Love you Peggy. You make us proud to be Canadians, with no qualifiers.🕊️
This is a big ✅ for Substack as a quality value creation platform. I look forward to learning from your insight. The world desperately needs creative, inspiring and original stories.
Something that happens to be a qualified expertise of yours. Thank you.🙏❤️
Thanks to you for pointing to the important stuff.
And for your wonderful novels which embody all the important stuff.
Thank you for reminding me of the basics. It's so easy to get lost in the details...
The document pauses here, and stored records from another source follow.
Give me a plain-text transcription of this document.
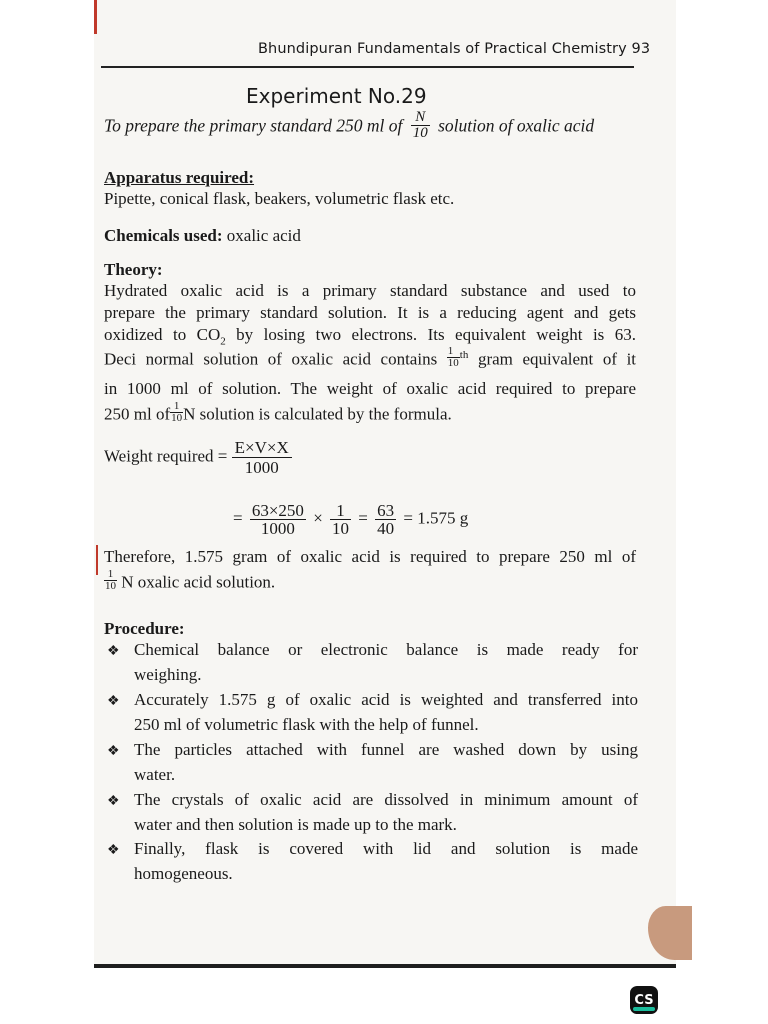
Bhundipuran Fundamentals of Practical Chemistry 93
Experiment No.29
To prepare the primary standard 250 ml of $\frac{N}{10}$ solution of oxalic acid
Apparatus required:
Pipette, conical flask, beakers, volumetric flask etc.
Chemicals used: oxalic acid
Theory:
Hydrated oxalic acid is a primary standard substance and used to
prepare the primary standard solution. It is a reducing agent and gets
oxidized to $CO_2$ by losing two electrons. Its equivalent weight is 63.
Deci normal solution of oxalic acid contains $\frac{1}{10} ^{th}$ gram equivalent of it
in 1000 ml of solution. The weight of oxalic acid required to prepare
250 ml of $\frac{1}{10}$ N solution is calculated by the formula.
Weight required = $\frac{E\times V\times X}{1000}$
= $\frac{63\times 250}{1000} \times \frac{1}{10} = \frac{63}{40} = 1.575$ g
Therefore, 1.575 gram of oxalic acid is required to prepare 250 ml of
$\frac{1}{10}$ N oxalic acid solution.
Procedure:
❖ Chemical balance or electronic balance is made ready for
weighing.
❖ Accurately 1.575 g of oxalic acid is weighted and transferred into
250 ml of volumetric flask with the help of funnel.
❖ The particles attached with funnel are washed down by using
water.
❖ The crystals of oxalic acid are dissolved in minimum amount of
water and then solution is made up to the mark.
❖ Finally, flask is covered with lid and solution is made
homogeneous.
CS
My earlier comments have disappeared so here goes again. Thank you for the insight into writing novels. I am a reader of novels and love reading yours. I also thoroughly enjoy Handmaid’s Tale adapted for tv. Usually I am disappointed after reading the book but not in this case. Well done.
I learn so much, and I find so much encouraged when I read an Author's newsletter. I will save this and use it as a reference.
Well, at least you know 2 people who will be reading every installment - you and yourself, lol! I love it! This one was very informative and encouraging. Thank you.
I'm attempting to write a review of a marvelous nonfiction book about Tibet--Journey to the End of the Empire by Scott Ezell (Camphor Press). It strikes me that your wisdom regarding the path toward a good novel applies very well to (at least some) nonfiction--in particular, this one. My review will be easier to write with this edition of your newsletter in hand.
I'm delighted you are writing here. Thank you for your insights.